Ask HN: Does retargeting hit the wrong consumers? - svjunkie

I&#x27;m doing some research on a company that spends a large amount of money on banner advertising. Some of their data suggest a relationship between sales and ads displayed in the days or weeks AFTER those sales were made. That made me wonder - is it likely that banner display networks, especially ones that use retargeting, are serving impressions to users after they&#x27;ve already made a purchasing decision, especially in the case of high-dollar purchases? I don&#x27;t have enough data to effectively answer that question, but based on the relationships I&#x27;m seeing as well as some anecdotal experience, I think there&#x27;s a strong possibility that this is the case. Have any of you seen data that supports or opposes a similar conclusion?
======
patio11
A certain percentage of retargetting does hit customers who have already
bought the software, either because they don't exclude previous customers or
because the initial lead, the decisionmaker, and the person with the credit
card might be three different people.

This is largely considered to be an acceptable inefficiency in light of
retargetting's (generally pretty impressive) results.

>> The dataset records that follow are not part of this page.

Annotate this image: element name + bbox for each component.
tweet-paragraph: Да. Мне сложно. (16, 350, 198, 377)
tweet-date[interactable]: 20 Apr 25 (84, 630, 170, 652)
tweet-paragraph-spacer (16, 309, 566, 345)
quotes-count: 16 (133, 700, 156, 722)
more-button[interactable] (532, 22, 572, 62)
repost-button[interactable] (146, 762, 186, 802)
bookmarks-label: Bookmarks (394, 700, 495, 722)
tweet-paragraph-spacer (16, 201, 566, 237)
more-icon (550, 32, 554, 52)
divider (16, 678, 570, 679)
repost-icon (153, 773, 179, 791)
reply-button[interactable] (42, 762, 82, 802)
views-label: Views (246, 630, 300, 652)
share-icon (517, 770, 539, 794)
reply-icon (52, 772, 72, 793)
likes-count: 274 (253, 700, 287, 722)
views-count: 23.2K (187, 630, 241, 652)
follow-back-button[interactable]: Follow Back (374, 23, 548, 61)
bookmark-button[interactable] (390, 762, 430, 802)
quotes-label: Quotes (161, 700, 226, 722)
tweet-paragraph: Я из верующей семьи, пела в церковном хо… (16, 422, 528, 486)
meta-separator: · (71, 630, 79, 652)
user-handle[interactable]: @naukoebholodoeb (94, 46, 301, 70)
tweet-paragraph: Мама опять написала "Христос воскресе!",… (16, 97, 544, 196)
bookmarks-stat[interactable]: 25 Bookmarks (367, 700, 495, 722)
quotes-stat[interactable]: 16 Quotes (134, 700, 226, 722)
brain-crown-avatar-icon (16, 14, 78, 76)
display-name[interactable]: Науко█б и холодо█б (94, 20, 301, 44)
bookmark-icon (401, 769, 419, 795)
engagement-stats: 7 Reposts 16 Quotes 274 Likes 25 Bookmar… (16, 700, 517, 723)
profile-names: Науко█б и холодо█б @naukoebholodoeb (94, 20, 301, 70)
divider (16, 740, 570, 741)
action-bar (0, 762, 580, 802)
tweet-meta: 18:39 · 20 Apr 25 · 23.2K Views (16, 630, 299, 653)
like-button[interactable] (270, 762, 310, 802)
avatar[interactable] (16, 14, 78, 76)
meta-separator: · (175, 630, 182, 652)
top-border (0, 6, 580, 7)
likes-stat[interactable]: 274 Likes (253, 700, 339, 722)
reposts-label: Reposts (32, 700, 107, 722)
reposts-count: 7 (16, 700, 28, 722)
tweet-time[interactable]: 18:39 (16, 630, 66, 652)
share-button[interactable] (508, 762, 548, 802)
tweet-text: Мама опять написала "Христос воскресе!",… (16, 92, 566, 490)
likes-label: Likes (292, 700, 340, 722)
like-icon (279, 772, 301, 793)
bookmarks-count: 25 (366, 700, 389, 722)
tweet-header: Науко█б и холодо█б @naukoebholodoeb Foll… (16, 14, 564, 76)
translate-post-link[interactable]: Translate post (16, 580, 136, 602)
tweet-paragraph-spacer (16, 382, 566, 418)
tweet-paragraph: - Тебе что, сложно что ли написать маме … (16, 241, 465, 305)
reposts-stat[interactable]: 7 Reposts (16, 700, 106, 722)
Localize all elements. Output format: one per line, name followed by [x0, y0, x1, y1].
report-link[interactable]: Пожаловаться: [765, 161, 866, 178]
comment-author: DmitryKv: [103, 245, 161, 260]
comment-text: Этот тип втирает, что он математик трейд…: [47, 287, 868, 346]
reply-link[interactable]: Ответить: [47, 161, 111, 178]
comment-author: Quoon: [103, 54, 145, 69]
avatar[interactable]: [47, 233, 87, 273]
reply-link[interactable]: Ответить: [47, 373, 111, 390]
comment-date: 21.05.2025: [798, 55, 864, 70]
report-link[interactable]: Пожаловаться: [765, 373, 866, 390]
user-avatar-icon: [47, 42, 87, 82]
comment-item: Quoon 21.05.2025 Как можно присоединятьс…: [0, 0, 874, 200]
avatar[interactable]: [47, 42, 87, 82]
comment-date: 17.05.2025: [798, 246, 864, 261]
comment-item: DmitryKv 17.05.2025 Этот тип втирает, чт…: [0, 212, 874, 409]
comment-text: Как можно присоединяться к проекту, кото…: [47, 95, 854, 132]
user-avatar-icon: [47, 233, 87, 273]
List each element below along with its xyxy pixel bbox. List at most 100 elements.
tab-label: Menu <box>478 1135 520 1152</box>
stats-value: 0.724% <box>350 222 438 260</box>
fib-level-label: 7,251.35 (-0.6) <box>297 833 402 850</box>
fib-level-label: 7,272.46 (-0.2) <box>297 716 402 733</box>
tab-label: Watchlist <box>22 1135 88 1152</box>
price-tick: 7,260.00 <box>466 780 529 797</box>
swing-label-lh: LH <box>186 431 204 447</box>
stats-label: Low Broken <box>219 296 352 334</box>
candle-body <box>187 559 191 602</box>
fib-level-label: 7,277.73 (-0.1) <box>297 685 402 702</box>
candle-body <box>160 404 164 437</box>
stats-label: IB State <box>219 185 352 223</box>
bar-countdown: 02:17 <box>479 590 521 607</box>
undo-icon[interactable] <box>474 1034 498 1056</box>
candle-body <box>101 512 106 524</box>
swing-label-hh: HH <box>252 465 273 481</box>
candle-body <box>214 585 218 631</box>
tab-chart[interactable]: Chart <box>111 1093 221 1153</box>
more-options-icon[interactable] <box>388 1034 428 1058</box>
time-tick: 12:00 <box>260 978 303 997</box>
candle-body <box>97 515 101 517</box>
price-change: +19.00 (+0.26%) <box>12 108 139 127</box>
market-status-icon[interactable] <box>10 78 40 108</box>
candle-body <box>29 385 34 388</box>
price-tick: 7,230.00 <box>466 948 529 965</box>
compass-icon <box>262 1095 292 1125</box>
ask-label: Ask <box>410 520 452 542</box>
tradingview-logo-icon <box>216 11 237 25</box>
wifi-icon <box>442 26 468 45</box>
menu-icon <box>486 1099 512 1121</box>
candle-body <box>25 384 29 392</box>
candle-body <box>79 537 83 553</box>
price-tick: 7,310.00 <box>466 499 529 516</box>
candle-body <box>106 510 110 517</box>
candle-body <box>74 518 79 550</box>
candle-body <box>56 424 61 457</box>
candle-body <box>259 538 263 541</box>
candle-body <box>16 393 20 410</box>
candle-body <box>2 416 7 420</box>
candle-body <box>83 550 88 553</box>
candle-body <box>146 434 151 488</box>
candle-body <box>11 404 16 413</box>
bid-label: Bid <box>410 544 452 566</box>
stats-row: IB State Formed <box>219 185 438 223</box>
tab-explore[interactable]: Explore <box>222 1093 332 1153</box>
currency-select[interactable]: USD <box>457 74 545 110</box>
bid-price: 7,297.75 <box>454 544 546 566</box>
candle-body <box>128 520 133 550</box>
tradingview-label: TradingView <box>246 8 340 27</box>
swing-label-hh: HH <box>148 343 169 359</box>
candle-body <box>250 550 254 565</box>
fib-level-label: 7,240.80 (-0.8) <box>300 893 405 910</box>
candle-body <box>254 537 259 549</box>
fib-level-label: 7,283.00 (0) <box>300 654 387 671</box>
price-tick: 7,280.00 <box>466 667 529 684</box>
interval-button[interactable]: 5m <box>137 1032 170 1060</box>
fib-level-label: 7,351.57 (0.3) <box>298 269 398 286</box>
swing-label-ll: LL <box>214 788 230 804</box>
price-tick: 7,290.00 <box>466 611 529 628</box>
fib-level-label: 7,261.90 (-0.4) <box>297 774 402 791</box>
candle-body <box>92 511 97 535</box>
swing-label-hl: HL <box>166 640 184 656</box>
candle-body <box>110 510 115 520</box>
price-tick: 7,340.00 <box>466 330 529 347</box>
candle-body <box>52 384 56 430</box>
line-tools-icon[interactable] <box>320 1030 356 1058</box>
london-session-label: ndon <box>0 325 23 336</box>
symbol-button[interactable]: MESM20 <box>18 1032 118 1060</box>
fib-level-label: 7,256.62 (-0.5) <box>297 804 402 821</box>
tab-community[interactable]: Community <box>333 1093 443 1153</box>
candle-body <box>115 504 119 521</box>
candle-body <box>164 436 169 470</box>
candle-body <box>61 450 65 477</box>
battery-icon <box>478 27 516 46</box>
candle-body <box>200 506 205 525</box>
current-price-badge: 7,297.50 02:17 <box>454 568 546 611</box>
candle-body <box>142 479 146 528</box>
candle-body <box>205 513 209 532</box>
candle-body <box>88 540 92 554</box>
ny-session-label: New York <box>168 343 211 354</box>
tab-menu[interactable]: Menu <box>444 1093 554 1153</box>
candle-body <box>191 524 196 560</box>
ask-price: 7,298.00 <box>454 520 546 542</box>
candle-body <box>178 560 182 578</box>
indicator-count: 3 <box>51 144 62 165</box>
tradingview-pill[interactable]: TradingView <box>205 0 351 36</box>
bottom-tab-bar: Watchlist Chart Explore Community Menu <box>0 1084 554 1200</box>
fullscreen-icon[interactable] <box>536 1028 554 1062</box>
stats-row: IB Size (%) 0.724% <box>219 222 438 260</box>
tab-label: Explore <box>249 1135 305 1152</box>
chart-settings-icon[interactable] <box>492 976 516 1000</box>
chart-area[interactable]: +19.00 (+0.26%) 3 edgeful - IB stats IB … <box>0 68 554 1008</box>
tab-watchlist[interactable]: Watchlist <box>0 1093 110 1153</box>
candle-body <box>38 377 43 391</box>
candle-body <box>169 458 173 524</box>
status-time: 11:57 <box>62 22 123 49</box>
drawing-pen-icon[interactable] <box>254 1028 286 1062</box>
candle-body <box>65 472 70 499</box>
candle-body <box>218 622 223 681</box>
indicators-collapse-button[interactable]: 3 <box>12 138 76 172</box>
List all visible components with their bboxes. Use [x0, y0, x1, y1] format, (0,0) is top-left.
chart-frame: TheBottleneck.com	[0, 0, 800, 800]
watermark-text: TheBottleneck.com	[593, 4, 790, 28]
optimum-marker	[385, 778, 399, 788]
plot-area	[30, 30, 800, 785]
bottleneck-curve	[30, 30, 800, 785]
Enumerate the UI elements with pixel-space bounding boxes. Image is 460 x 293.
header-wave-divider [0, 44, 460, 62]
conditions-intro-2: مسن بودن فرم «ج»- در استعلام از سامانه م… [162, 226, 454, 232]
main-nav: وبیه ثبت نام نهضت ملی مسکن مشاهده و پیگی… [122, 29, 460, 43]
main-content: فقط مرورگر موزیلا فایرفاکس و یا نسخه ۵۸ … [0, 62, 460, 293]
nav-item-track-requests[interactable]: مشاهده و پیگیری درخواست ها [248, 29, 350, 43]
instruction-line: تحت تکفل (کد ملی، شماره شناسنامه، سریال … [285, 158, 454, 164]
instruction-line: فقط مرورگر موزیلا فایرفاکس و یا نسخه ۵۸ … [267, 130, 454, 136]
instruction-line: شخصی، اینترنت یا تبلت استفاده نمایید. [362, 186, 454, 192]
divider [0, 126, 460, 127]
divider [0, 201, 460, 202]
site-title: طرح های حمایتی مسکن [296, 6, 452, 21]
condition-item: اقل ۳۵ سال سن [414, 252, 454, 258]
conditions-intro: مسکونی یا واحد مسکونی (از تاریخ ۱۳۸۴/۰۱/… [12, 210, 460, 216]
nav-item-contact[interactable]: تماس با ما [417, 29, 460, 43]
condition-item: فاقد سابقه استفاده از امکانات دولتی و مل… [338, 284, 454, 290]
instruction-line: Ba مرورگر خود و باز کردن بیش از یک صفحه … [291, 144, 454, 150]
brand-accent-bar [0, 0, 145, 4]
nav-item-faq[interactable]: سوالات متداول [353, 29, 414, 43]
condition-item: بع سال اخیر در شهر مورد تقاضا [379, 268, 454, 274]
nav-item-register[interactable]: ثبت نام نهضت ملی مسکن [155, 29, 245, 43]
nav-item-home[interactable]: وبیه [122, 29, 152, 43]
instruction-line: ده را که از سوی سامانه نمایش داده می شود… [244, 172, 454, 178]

A related minor inefficiency: I'm doomed to a lifetime of being trailed across
the Internet by the ghosts of consulting clients past, because logic (which I,
erm, may have implemented) suggests that my behavior means I'm _teetering
right on the cusp_ of buying their stuff. I mean, look how many times I went
to their website, signed up for the trial, and did virtually everything I
could possibly do short of plunking down $X,000 for the product!